Le jeune homme s'affala dans le canapé et poussa un long soupir désespéré. Il était de toute façon incapable de réfléchir. Il ne le voulait pas, parce que s'il commençait à y penser, il n'arrêterait plus jusqu'à la retrouver le soir venu et il avait besoin de repos, justement pour tenir durant la nuit. Alors, il referma les yeux bercé par l'air de Bach qui résonnait tout doucement dans l'immense salon de son amie. Somnolant, il laissa ses pensées le porter auprès de sa jolie voisine. Il n'avait qu'une hâte : que la nuit tombe pour se précipiter à son travail, retrouver son sourire si rare et précieux, discuter avec elle quelques minutes avant de retrouver le calme apaisant de leur minuscule cour.

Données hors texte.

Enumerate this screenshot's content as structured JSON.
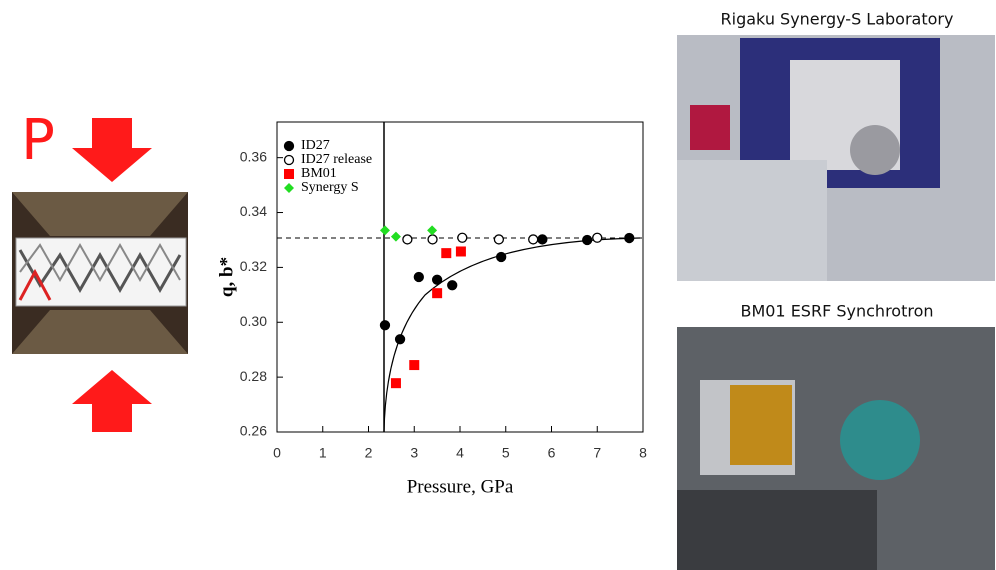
{
  "chart_data": {
    "type": "scatter",
    "x_label": "Pressure, GPa",
    "y_label": "q, b*",
    "xlim": [
      0,
      8
    ],
    "ylim": [
      0.26,
      0.373
    ],
    "xticks": [
      0,
      1,
      2,
      3,
      4,
      5,
      6,
      7,
      8
    ],
    "yticks": [
      0.26,
      0.28,
      {
        "value": 0.3,
        "label": "0.30"
      },
      0.32,
      0.34,
      0.36
    ],
    "legend": "top-left",
    "series": [
      {
        "name": "ID27",
        "color": "#000000",
        "marker": "circle-filled",
        "x": [
          2.36,
          2.69,
          3.1,
          3.5,
          3.83,
          4.9,
          5.8,
          6.78,
          7.7
        ],
        "values": [
          0.2989,
          0.2938,
          0.3165,
          0.3155,
          0.3135,
          0.3238,
          0.3302,
          0.33,
          0.3307
        ]
      },
      {
        "name": "ID27 release",
        "color": "#000000",
        "marker": "circle-open",
        "x": [
          2.85,
          3.4,
          4.05,
          4.85,
          5.6,
          7.0
        ],
        "values": [
          0.3302,
          0.3302,
          0.3308,
          0.3302,
          0.3302,
          0.3308
        ]
      },
      {
        "name": "BM01",
        "color": "#ff0000",
        "marker": "square",
        "x": [
          2.6,
          3.0,
          3.5,
          3.7,
          4.02
        ],
        "values": [
          0.2778,
          0.2844,
          0.3106,
          0.3252,
          0.3258
        ]
      },
      {
        "name": "Synergy S",
        "color": "#22dd22",
        "marker": "diamond",
        "x": [
          2.36,
          2.6,
          3.39
        ],
        "values": [
          0.3335,
          0.3312,
          0.3335
        ]
      }
    ]
  },
  "panels": {
    "pressure_symbol": "P",
    "photo_titles": [
      "Rigaku Synergy-S Laboratory",
      "BM01 ESRF Synchrotron"
    ]
  }
}
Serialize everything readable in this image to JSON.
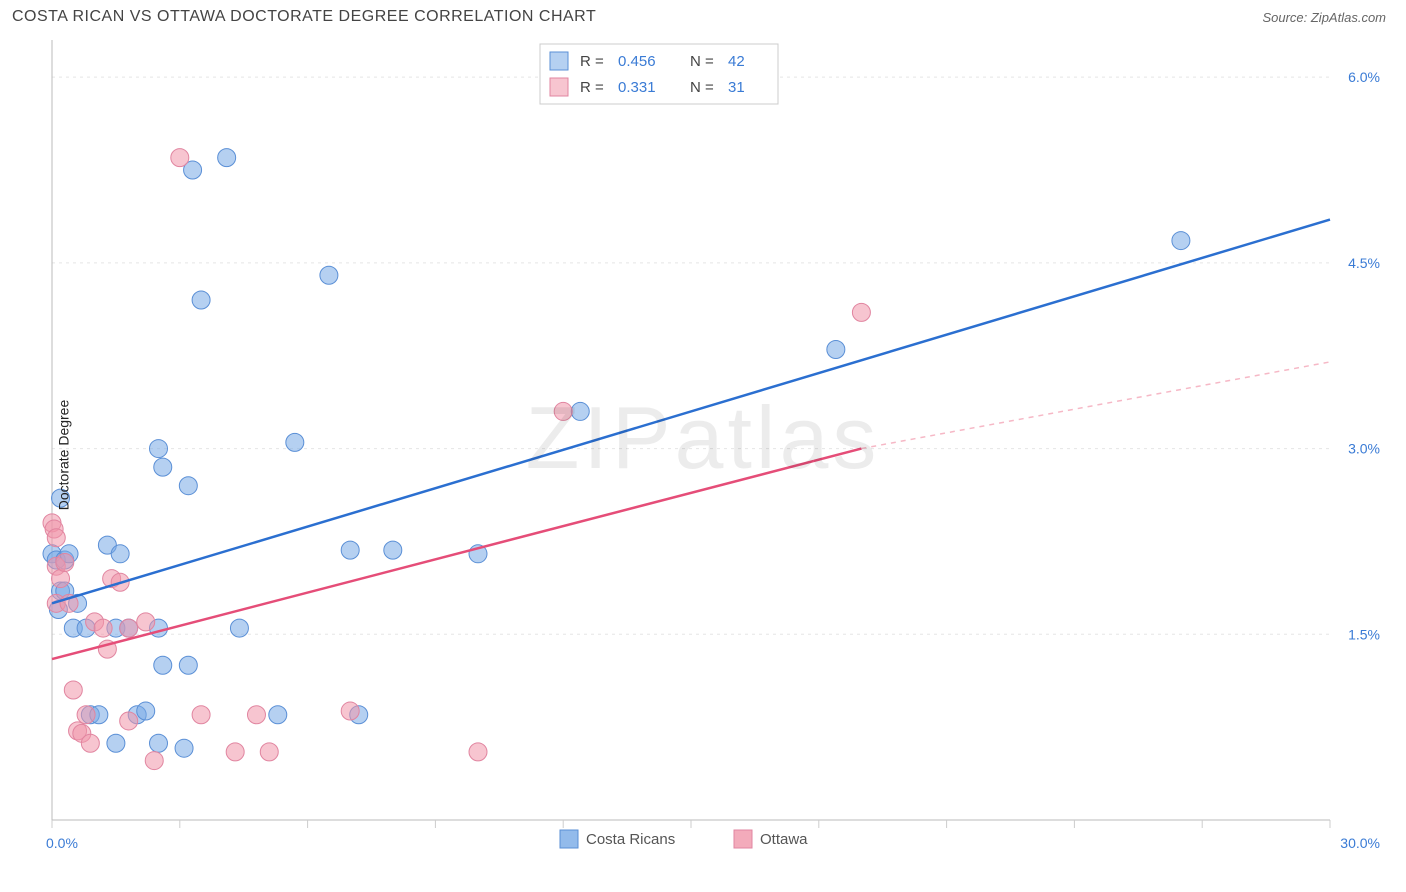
{
  "header": {
    "title": "COSTA RICAN VS OTTAWA DOCTORATE DEGREE CORRELATION CHART",
    "source": "Source: ZipAtlas.com"
  },
  "watermark": "ZIPatlas",
  "chart": {
    "type": "scatter",
    "ylabel": "Doctorate Degree",
    "xlim": [
      0,
      30
    ],
    "ylim": [
      0,
      6.3
    ],
    "x_axis_labels": [
      "0.0%",
      "30.0%"
    ],
    "y_grid": {
      "values": [
        1.5,
        3.0,
        4.5,
        6.0
      ],
      "labels": [
        "1.5%",
        "3.0%",
        "4.5%",
        "6.0%"
      ]
    },
    "x_ticks": [
      0,
      3,
      6,
      9,
      12,
      15,
      18,
      21,
      24,
      27,
      30
    ],
    "axis_color": "#bbbbbb",
    "grid_color": "#e5e5e5",
    "tick_color": "#cccccc",
    "axis_label_color": "#3a7bd5",
    "series": [
      {
        "name": "Costa Ricans",
        "color_fill": "rgba(120,170,230,0.55)",
        "color_stroke": "#5a8fd6",
        "line_color": "#2b6fd0",
        "dash_color": "#2b6fd0",
        "marker_r": 9,
        "R": "0.456",
        "N": "42",
        "trend": {
          "x1": 0,
          "y1": 1.75,
          "x2": 30,
          "y2": 4.85
        },
        "dashed": null,
        "points": [
          [
            0.0,
            2.15
          ],
          [
            0.1,
            2.1
          ],
          [
            0.2,
            1.85
          ],
          [
            0.2,
            2.6
          ],
          [
            0.15,
            1.7
          ],
          [
            0.3,
            2.1
          ],
          [
            0.3,
            1.85
          ],
          [
            0.4,
            2.15
          ],
          [
            0.5,
            1.55
          ],
          [
            0.6,
            1.75
          ],
          [
            0.8,
            1.55
          ],
          [
            0.9,
            0.85
          ],
          [
            1.1,
            0.85
          ],
          [
            1.3,
            2.22
          ],
          [
            1.5,
            0.62
          ],
          [
            1.5,
            1.55
          ],
          [
            1.6,
            2.15
          ],
          [
            1.8,
            1.55
          ],
          [
            2.0,
            0.85
          ],
          [
            2.2,
            0.88
          ],
          [
            2.5,
            0.62
          ],
          [
            2.6,
            1.25
          ],
          [
            2.5,
            1.55
          ],
          [
            2.5,
            3.0
          ],
          [
            2.6,
            2.85
          ],
          [
            3.1,
            0.58
          ],
          [
            3.2,
            1.25
          ],
          [
            3.2,
            2.7
          ],
          [
            3.3,
            5.25
          ],
          [
            3.5,
            4.2
          ],
          [
            4.1,
            5.35
          ],
          [
            4.4,
            1.55
          ],
          [
            5.3,
            0.85
          ],
          [
            5.7,
            3.05
          ],
          [
            6.5,
            4.4
          ],
          [
            7.0,
            2.18
          ],
          [
            7.2,
            0.85
          ],
          [
            8.0,
            2.18
          ],
          [
            10.0,
            2.15
          ],
          [
            12.4,
            3.3
          ],
          [
            18.4,
            3.8
          ],
          [
            26.5,
            4.68
          ]
        ]
      },
      {
        "name": "Ottawa",
        "color_fill": "rgba(240,150,170,0.55)",
        "color_stroke": "#e185a0",
        "line_color": "#e54d78",
        "dash_color": "#f6b8c6",
        "marker_r": 9,
        "R": "0.331",
        "N": "31",
        "trend": {
          "x1": 0,
          "y1": 1.3,
          "x2": 19.0,
          "y2": 3.0
        },
        "dashed": {
          "x1": 19.0,
          "y1": 3.0,
          "x2": 30,
          "y2": 3.7
        },
        "points": [
          [
            0.0,
            2.4
          ],
          [
            0.05,
            2.35
          ],
          [
            0.1,
            2.28
          ],
          [
            0.1,
            2.05
          ],
          [
            0.1,
            1.75
          ],
          [
            0.2,
            1.95
          ],
          [
            0.3,
            2.08
          ],
          [
            0.4,
            1.75
          ],
          [
            0.5,
            1.05
          ],
          [
            0.6,
            0.72
          ],
          [
            0.7,
            0.7
          ],
          [
            0.8,
            0.85
          ],
          [
            0.9,
            0.62
          ],
          [
            1.0,
            1.6
          ],
          [
            1.2,
            1.55
          ],
          [
            1.3,
            1.38
          ],
          [
            1.4,
            1.95
          ],
          [
            1.6,
            1.92
          ],
          [
            1.8,
            1.55
          ],
          [
            1.8,
            0.8
          ],
          [
            2.2,
            1.6
          ],
          [
            2.4,
            0.48
          ],
          [
            3.0,
            5.35
          ],
          [
            3.5,
            0.85
          ],
          [
            4.3,
            0.55
          ],
          [
            4.8,
            0.85
          ],
          [
            5.1,
            0.55
          ],
          [
            7.0,
            0.88
          ],
          [
            10.0,
            0.55
          ],
          [
            12.0,
            3.3
          ],
          [
            19.0,
            4.1
          ]
        ]
      }
    ],
    "stats_box": {
      "bg": "#ffffff",
      "border": "#cccccc",
      "label_color": "#444444",
      "value_color": "#3a7bd5"
    },
    "legend": {
      "items": [
        {
          "label": "Costa Ricans",
          "fill": "rgba(120,170,230,0.8)",
          "stroke": "#5a8fd6"
        },
        {
          "label": "Ottawa",
          "fill": "rgba(240,150,170,0.8)",
          "stroke": "#e185a0"
        }
      ],
      "text_color": "#555555"
    }
  }
}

Mais ses plans furent contrecarrés par l'apparition bruyante et surprenante d'une petite tornade brune. Emilie était de retour et contente de retrouver son ami, sur qui elle venait de sauter. Ben bondit, tiré de son demi-sommeil et grommela quelques mots avant de s'apercevoir de ce qui l'avait réveillé.

— Je croyais que t'étais à Londres, ou je ne sais où ? maugréa-t-il.

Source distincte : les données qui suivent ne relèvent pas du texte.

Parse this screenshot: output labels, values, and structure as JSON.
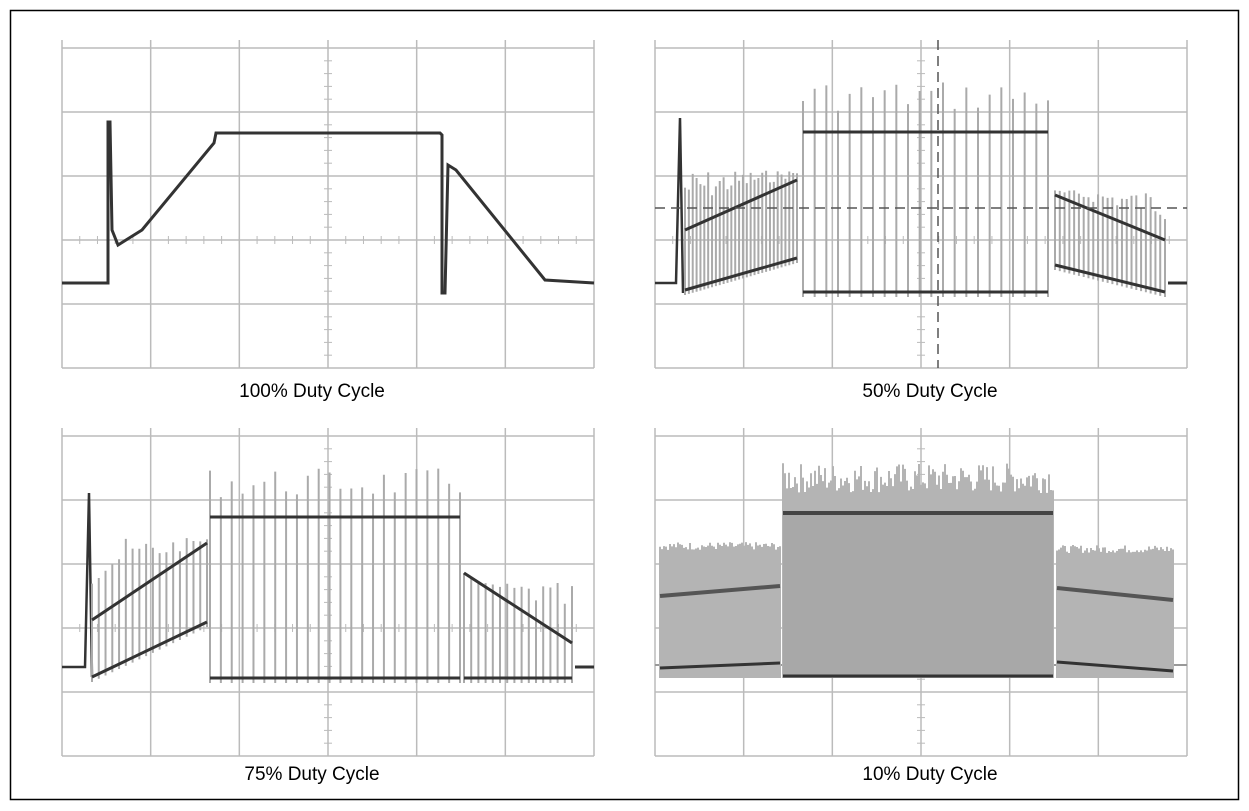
{
  "panels": [
    {
      "caption": "100% Duty Cycle"
    },
    {
      "caption": "50% Duty Cycle"
    },
    {
      "caption": "75% Duty Cycle"
    },
    {
      "caption": "10% Duty Cycle"
    }
  ]
}
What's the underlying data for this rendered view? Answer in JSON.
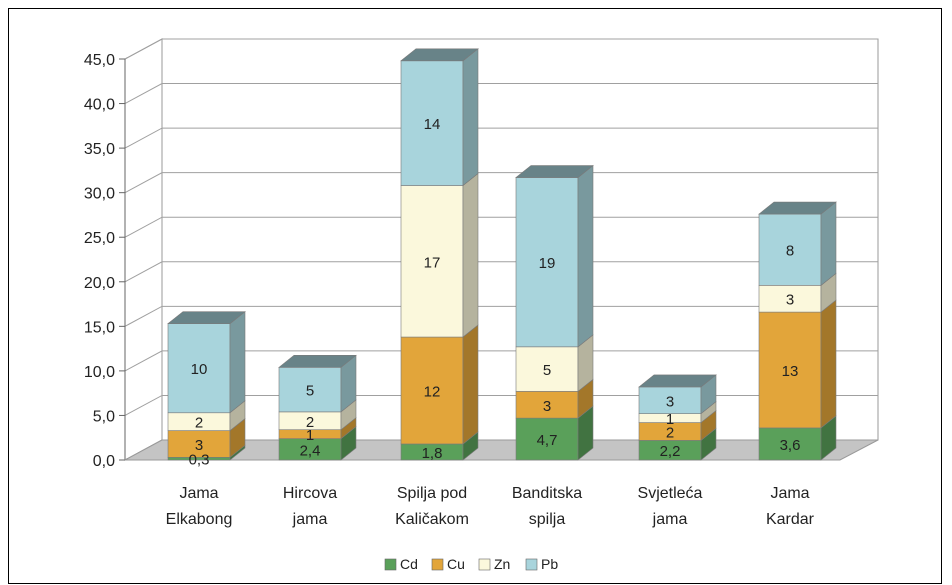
{
  "chart_data": {
    "type": "bar",
    "stacked": true,
    "three_d": true,
    "categories": [
      [
        "Jama",
        "Elkabong"
      ],
      [
        "Hircova",
        "jama"
      ],
      [
        "Spilja pod",
        "Kaličakom"
      ],
      [
        "Banditska",
        "spilja"
      ],
      [
        "Svjetleća",
        "jama"
      ],
      [
        "Jama",
        "Kardar"
      ]
    ],
    "series": [
      {
        "name": "Cd",
        "color": "#5aa05a",
        "values": [
          0.3,
          2.4,
          1.8,
          4.7,
          2.2,
          3.6
        ],
        "labels": [
          "0,3",
          "2,4",
          "1,8",
          "4,7",
          "2,2",
          "3,6"
        ]
      },
      {
        "name": "Cu",
        "color": "#e2a53a",
        "values": [
          3,
          1,
          12,
          3,
          2,
          13
        ],
        "labels": [
          "3",
          "1",
          "12",
          "3",
          "2",
          "13"
        ]
      },
      {
        "name": "Zn",
        "color": "#fbf8dc",
        "values": [
          2,
          2,
          17,
          5,
          1,
          3
        ],
        "labels": [
          "2",
          "2",
          "17",
          "5",
          "1",
          "3"
        ]
      },
      {
        "name": "Pb",
        "color": "#a8d4dc",
        "values": [
          10,
          5,
          14,
          19,
          3,
          8
        ],
        "labels": [
          "10",
          "5",
          "14",
          "19",
          "3",
          "8"
        ]
      }
    ],
    "y_ticks": [
      "0,0",
      "5,0",
      "10,0",
      "15,0",
      "20,0",
      "25,0",
      "30,0",
      "35,0",
      "40,0",
      "45,0"
    ],
    "ylim": [
      0,
      45
    ],
    "title": "",
    "xlabel": "",
    "ylabel": "",
    "grid": true,
    "legend_position": "bottom"
  }
}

— Ah bah merci, ça fait plaisir l'accueil, s'offusqua-t-elle, alors que Matthias et Léna pouffait de rire derrière elle.

— J'étais en train de dormir et tu me sautes dessus, tu t'attendais à quelle réaction au juste ? s'énerva-t-il.

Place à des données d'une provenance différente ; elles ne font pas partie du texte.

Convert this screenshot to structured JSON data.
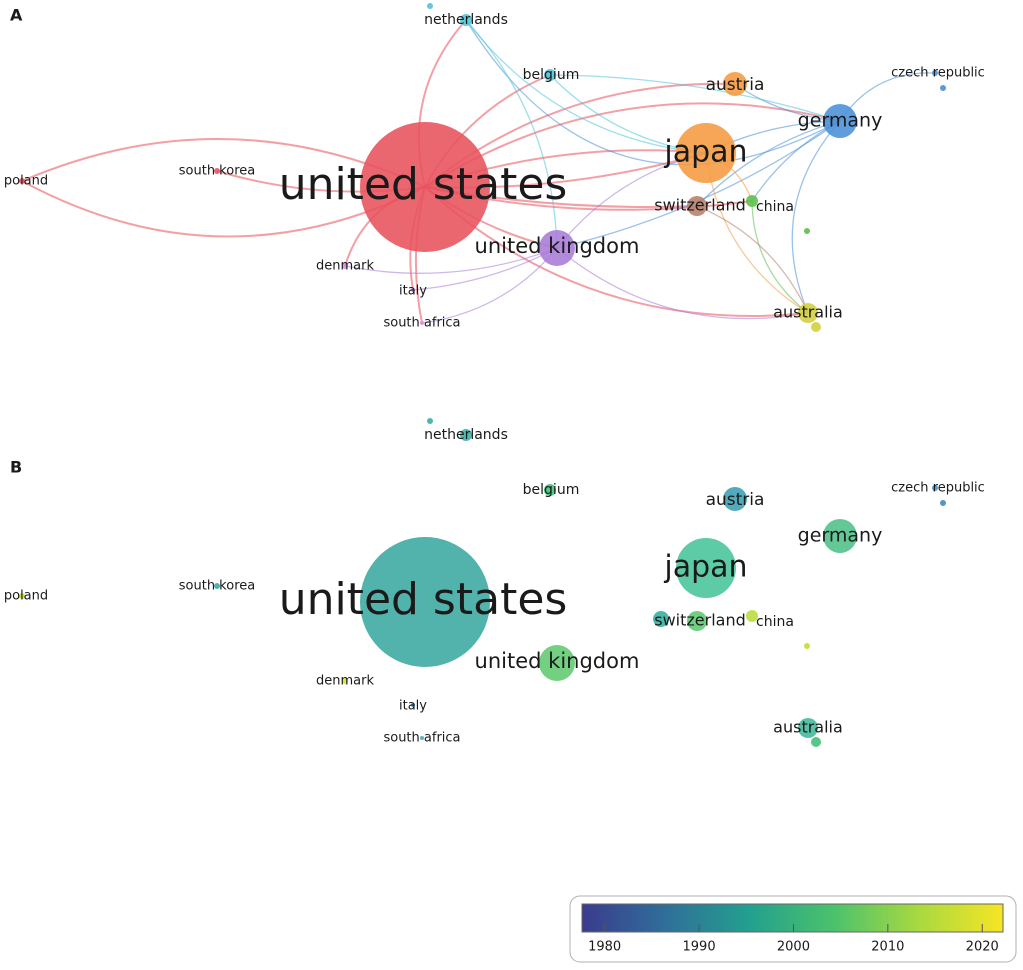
{
  "panels": [
    {
      "label": "A",
      "nodes": [
        {
          "label": "united states",
          "color": "#e8525c"
        },
        {
          "label": "japan",
          "color": "#f59a3f"
        },
        {
          "label": "united kingdom",
          "color": "#a97bd8"
        },
        {
          "label": "germany",
          "color": "#4a8fd8"
        },
        {
          "label": "austria",
          "color": "#f59a3f"
        },
        {
          "label": "switzerland",
          "color": "#b5806a"
        },
        {
          "label": "china",
          "color": "#5cbf4a"
        },
        {
          "label": "australia",
          "color": "#d3cf3c"
        },
        {
          "label": "belgium",
          "color": "#4fc3d9"
        },
        {
          "label": "netherlands",
          "color": "#4fc3d9"
        },
        {
          "label": "czech republic",
          "color": "#4a8fd8"
        },
        {
          "label": "poland",
          "color": "#e8525c"
        },
        {
          "label": "south korea",
          "color": "#e8525c"
        },
        {
          "label": "denmark",
          "color": "#d88be0"
        },
        {
          "label": "italy",
          "color": "#a97bd8"
        },
        {
          "label": "south africa",
          "color": "#d88be0"
        }
      ]
    },
    {
      "label": "B",
      "nodes": [
        {
          "label": "united states",
          "color": "#3aa9a0"
        },
        {
          "label": "japan",
          "color": "#46c49a"
        },
        {
          "label": "united kingdom",
          "color": "#5ec96e"
        },
        {
          "label": "germany",
          "color": "#4fc088"
        },
        {
          "label": "austria",
          "color": "#3a9fb0"
        },
        {
          "label": "switzerland",
          "color": "#5cc870"
        },
        {
          "label": "china",
          "color": "#b8dc3c"
        },
        {
          "label": "australia",
          "color": "#40b79c"
        },
        {
          "label": "belgium",
          "color": "#3cc07a"
        },
        {
          "label": "netherlands",
          "color": "#3aafa6"
        },
        {
          "label": "czech republic",
          "color": "#3f8cc4"
        },
        {
          "label": "poland",
          "color": "#c6d83a"
        },
        {
          "label": "south korea",
          "color": "#3aa8a0"
        },
        {
          "label": "denmark",
          "color": "#d8e03a"
        },
        {
          "label": "italy",
          "color": "#3d8cb8"
        },
        {
          "label": "south africa",
          "color": "#4aa6b0"
        }
      ]
    }
  ],
  "colorbar": {
    "range": [
      1977.6,
      2022.2
    ],
    "ticks": [
      1980,
      1990,
      2000,
      2010,
      2020
    ],
    "colors": [
      "#3b3b8f",
      "#2f6f99",
      "#23a08e",
      "#4cc26c",
      "#a9d940",
      "#f7e524"
    ]
  }
}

— Rolalaaaaa, t'as pas appris à être aimable pendant mon absence en tout cas. J'espère que tu es plus sympa avec Caly !

Ben manqua de s'étouffer, surpris par cette remarque. Il crut voir Matthias écarquiller les yeux, tout aussi étonné, tandis que Léna lui adressait un sourire innocent. Cette dernière avait proposé à Emilie d'inviter Calypso pour la soirée, histoire que les trois frères et sœurs se retrouvent enfin tous ensemble. Et puis, elle avait une idée derrière la tête.

— Bon... Je vais y aller, marmonna Ben, remarquant que la nuit tombait.

— Tu devrais rester, Caly ne va pas tarder à arriver, lui chuchota Léna. Eh Matt ? Ben peut rester ce soir, hein ? Comme ça, Caly ne rentrera pas seule.

Matthias ne sembla pas très enthousiaste à cette idée, mais accepta tout de même. Calypso lui avait souvent parlé de ces nombreuses heures passées à écouter Ben lui répéter de respirer. Connaissant son ami, il se méfiait de cette amitié naissante. Et d'un autre côté, ça le rassurait de savoir que son meilleur ami était là pour veiller sur elle. Depuis qu'elle était rentrée, Matthias ne cessait de redouter le retour de Daniel, de craindre que Caly disparaisse de nouveau, de s'inquiéter de ne pas réussir à retrouver leur complicité d'antan. Léna tentait de le raisonner, mais ça ne suffisait pas. Alors, il s'en remettait à Ben, à contrecœur.

— Alors tu fais à manger ! s'exclama Emilie. J'en peux plus de la bouffe dégueue des anglais, j'ai besoin de me gaver de bons trucs. Allez, s'te plait, Ben.

Connu pour ses talents culinaires, le grand brun ne se fit pas prier et partit avec la jeune femme faire quelques courses, sous l'œil suspicieux de Léna qui avait vu clair dans son jeu. Ben tentait par tous les moyens de repousser le moment où Calypso se rendrait compte qu'il était là, lui aussi. Et puis, ce serait peut-être pour lui l'occasion de discuter d'elle avec Emilie.

— Je suis contente que vous vous entendiez bien, lui dit la jeune femme alors qu'ils flânaient dans les rayons de la supérette. Je crois que ça lui fait du bien, de te fréquenter. Ça lui redonne confiance. T'as un effet bénéfique sur elle.

Ben ne put réprimer un sourire satisfait. Gonflé de fierté, il attrapa les sacs et reprit le chemin vers l'appartement.